Apr 21, 2023
83: An Erasure of Black Excellence
The biographical film, Chevalier, is based on the life of Joseph Bologne, Chevalier de Saint-Georges – a Black, French composer and violinist of the 1700s. As the movie unfolds, there’s an intriguing line spoken by Chevalier, in which the lead character, played by actor Kelvin Harrison Jr., states, “I realized… the more I excelled, the less I was alone.” With those resounding words, combined with a riveting film score, an interesting takeaway begins to emerge: Excellence is the best deterrent to racism. Join us as host Eddie Robinson chats unguarded with the film’s composer, Kris Bowers.
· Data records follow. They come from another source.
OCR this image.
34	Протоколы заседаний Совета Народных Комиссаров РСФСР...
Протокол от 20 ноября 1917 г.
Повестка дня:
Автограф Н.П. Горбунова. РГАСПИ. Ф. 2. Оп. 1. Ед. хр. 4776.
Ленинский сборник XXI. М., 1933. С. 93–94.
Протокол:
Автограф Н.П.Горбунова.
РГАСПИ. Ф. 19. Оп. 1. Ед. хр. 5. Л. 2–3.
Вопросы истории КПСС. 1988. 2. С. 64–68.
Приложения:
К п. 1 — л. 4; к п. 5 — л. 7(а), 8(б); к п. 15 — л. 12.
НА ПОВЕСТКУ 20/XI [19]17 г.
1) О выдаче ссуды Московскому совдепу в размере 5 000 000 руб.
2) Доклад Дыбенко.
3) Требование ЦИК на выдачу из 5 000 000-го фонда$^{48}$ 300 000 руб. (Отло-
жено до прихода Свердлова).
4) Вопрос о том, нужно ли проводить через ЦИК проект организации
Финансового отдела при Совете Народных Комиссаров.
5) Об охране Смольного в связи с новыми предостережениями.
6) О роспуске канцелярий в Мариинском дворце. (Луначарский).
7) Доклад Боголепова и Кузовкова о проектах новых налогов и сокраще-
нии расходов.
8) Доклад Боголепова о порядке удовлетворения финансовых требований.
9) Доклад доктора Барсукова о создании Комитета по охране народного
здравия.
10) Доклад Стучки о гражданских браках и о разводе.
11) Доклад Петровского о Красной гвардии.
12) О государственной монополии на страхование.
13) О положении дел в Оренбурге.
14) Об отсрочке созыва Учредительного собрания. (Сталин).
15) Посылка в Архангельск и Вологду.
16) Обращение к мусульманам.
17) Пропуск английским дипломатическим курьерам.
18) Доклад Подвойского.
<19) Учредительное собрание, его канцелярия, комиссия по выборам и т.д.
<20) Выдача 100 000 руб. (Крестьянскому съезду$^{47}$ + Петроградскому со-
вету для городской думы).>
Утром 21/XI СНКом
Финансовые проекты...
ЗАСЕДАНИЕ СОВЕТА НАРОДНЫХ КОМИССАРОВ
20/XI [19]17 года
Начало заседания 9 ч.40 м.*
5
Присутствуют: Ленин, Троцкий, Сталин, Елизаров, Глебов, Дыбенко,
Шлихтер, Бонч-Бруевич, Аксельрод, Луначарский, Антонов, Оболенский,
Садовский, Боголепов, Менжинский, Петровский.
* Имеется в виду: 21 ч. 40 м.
The Emmy Award-winning musician – whose work includes the score to the Oscar-winning film, Green Book; the biographical sports movie, King Richard; and Netflix hit dramas, When They See Us, and Bridgerton – offers up a candid conversation centered around the reasons why Chevalier and the lives of so many other persons of color, along with their contributions to art and culture, are left out of the larger historical narrative. Bowers also reveals to I SEE U how he felt his career was being ‘categorized’ and limited by the kinds of projects presented to him. An accomplished photographer and filmmaker himself, he also shares deep introspection surrounding his Oscar-nominated short film, A Concerto Is a Conversation, which received critical acclaim for its portrayal of race in America, as the story of the relationship with his grandfather is pieced together through music.